G: Well, I started the Genitorturers in 1986 in college and basically did it for a hobby while I was involved in medical school and then decided to do it full time when we got the deal with IRS and just kept going from there.
K2K: How much have you changed since you first started it?
G: Hugely.
K2K (Joe): Isn't it true that IRS Records actually set up their own sub-label for you?
G: Yes. They signed us and started a special label for us called Shock Therapy. At that time they had the Bangles and the Go-Go's. This is around 1992.
K2K: What were you [day job] before the band hit?
G: Transplant coordinator.
K2K: Interesting. I've read everything from pathologist to coroner and other things.
G: No, I was a transplant coordinator. I was retrieving organs and tissues for transplant.
K2K: Was it your medical background that got you interested in what you do now?
G: Well, it kind of all evolved together because I was studying a lot about the body and I was minoring in religion and philosophy.

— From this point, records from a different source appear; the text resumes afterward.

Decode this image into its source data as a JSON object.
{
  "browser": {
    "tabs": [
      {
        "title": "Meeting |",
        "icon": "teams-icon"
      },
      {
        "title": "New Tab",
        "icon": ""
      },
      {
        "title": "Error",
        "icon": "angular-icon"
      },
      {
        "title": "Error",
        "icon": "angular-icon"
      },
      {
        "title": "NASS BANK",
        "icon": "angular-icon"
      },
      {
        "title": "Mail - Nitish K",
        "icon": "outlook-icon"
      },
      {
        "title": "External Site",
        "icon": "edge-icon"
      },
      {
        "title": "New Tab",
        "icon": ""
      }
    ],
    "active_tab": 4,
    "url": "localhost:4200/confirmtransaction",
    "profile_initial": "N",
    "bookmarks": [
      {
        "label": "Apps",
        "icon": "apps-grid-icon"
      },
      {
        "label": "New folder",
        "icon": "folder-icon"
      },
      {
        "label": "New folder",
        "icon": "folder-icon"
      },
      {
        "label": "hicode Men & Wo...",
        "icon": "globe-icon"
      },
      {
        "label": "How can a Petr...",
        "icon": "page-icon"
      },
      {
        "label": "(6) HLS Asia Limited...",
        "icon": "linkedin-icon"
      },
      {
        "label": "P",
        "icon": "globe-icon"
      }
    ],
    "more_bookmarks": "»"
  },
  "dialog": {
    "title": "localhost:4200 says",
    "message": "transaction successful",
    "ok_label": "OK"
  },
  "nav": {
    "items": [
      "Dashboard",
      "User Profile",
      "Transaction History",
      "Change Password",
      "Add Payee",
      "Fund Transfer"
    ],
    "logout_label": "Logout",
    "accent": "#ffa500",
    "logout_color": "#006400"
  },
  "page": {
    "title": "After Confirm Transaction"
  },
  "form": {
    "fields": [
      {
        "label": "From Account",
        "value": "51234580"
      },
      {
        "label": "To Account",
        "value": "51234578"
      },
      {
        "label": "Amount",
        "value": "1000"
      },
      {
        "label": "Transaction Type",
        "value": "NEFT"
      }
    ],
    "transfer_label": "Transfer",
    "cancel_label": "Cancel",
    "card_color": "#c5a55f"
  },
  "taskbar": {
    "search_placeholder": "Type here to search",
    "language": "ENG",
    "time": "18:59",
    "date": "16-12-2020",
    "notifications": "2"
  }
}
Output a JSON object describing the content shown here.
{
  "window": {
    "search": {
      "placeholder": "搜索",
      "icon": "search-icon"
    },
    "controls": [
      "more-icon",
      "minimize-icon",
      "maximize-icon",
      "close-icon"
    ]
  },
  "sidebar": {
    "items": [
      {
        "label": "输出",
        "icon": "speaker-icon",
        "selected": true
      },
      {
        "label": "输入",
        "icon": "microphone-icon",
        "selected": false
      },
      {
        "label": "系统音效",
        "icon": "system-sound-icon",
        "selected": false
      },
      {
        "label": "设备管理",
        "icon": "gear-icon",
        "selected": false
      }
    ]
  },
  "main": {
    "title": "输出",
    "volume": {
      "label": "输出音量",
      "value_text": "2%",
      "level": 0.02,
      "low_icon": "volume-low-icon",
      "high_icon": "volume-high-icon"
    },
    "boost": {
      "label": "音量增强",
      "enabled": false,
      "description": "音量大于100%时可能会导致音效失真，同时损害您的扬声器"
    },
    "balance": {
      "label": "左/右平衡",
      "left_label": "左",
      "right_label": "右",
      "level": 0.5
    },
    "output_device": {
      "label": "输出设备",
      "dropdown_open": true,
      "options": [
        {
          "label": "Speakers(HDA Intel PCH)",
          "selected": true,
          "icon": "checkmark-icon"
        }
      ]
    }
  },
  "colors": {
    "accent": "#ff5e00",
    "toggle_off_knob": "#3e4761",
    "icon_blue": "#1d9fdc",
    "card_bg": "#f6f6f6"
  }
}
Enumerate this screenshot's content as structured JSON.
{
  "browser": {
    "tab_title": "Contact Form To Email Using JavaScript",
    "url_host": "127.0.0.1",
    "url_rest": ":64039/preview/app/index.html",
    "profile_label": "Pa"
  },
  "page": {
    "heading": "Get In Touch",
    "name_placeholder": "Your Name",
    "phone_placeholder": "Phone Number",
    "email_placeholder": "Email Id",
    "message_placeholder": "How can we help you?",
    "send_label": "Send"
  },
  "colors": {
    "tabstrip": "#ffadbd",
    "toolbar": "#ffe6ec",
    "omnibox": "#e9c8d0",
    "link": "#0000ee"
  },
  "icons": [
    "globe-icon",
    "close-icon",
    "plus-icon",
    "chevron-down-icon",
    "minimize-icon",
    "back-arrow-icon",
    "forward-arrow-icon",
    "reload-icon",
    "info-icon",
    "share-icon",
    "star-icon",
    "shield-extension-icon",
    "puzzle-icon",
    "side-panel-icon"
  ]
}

So I think it all kind of came together with melding music with art and the body.
K2K: Would you say that you do this more for performance art or for musical value?
G: I would have to say that these days it's leaning more and more to the music in the sense of that the music is really dictating the performance now, whereas before the performance was more random and not as focused. Right now the music dictates the story. What happens is that we write music and then we develop the concept around the music. Then that dictates what the show is going to be. What we're really trying to do is present more of, like, a rock opera in the sense of creating a story. In the new record that's going to be very imminent.
K2K: Are you going to re-release the latest CD [Sin City]?
G: We have an EP coming out in October that's going to have remixes of Sin City and new songs. Then we also have another record that's coming out as well.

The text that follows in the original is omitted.